Scuola, TFA Sostegno
Scuola, TFA sostegno
Riceviamo e pubblichiamo un comunicato stampa inviato alla nostra Redazione dall’On. Ella Bucalo riguardante un’interrogazione al ministro Bussetti sull’annullamento della prova preselettiva al Tirocinio Formativo Attivo sostegno scuola secondaria di primo grado che si è tenuta il 16 aprile presso l’università della Calabria.

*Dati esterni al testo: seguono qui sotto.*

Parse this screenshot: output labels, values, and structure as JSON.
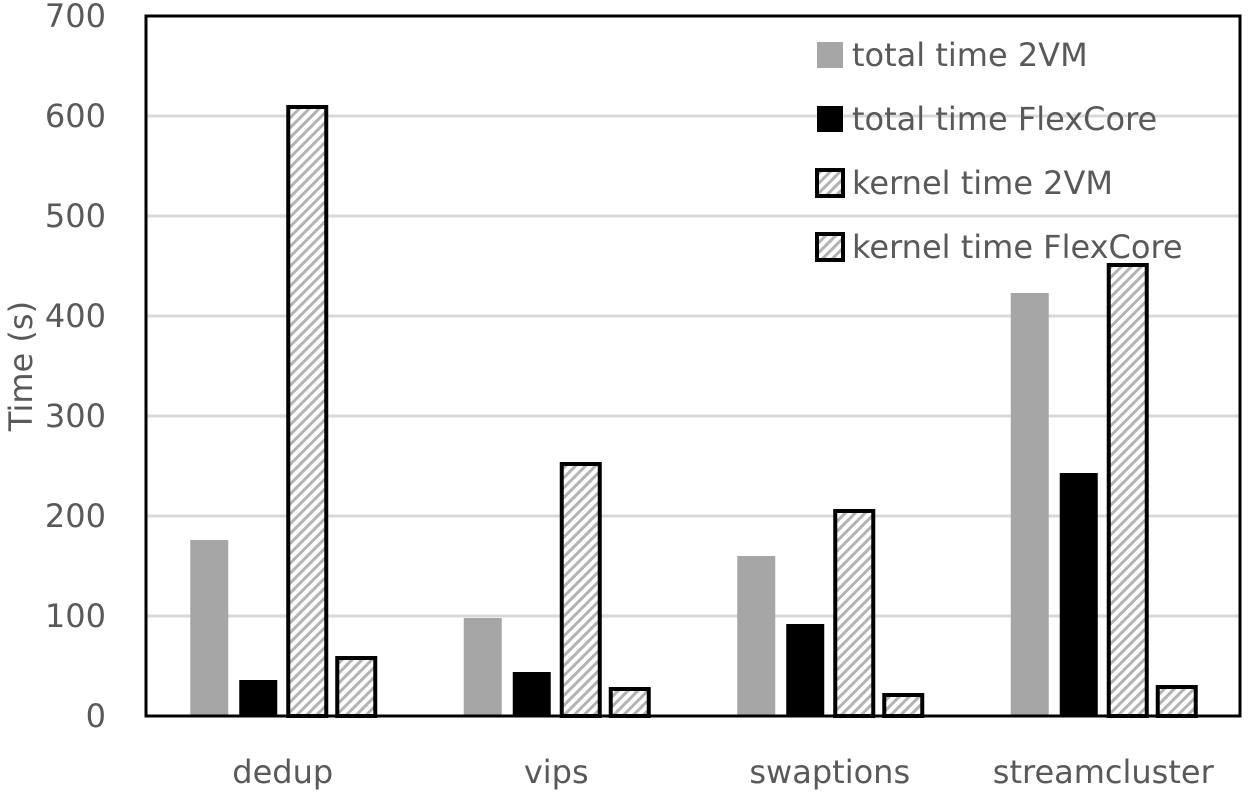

Comunicato stampa dell’Onorevole Ella Bucalo sul TFA sostegno, prova scuola secondaria di primo grado all’Università della Calabria

‘Nelle prove di selezione che riguardano la scuola – si legge nel comunicato – bisogna intensificare i controlli, trovare modalità alternative di svolgimento e soprattutto assumerne la gestione diretta. Assolutamente da evitare ciò che accade adesso, ovvero l’affido a società di consulenza esterna. Il ministero dell’istruzione, dell’università e della ricerca e quello della pubblica amministrazione, devono attivarsi perché in futuro non si ripeta quanto accaduto nell’Università della Calabria a Rende, dove il direttore generale è stato costretto ad annullare la prova del 16 aprile 2019. I test in questione riguardavano l’ammissione ai percorsi di formazione per il conseguimento della specializzazione per le attività di sostegno didattico agli alunni con disabilità nella scuola secondaria di primo grado per l’anno accademico 2018/2019. Da notizie di stampa sembra che all’apertura dei plichi alcuni questionari sarebbero risultati incompleti, buona parte delle buste contenenti i test non timbrate e alcune buste sarebbero risultate aperte, quindi non sigillate. Ma, cosa ancora più grave che molti concorrenti sarebbero stati lasciati in possesso di telefoni cellulari e quindi in condizione di ricevere dall’esterno le risposte ai questionari. Situazione simili si sono verificate presso gli Atenei di Potenza e Bari. Pertanto con insieme alle colleghe di Fratelli d’Italia, Wanda Ferro e Paola Frassinetti – conclude l’On. Ella Bucalo co-firmataria dell’interrogazione – abbiamo chiesto ai ministri interessati chiarimenti, ma soprattutto se non ritenessero utile disporre una ispezione.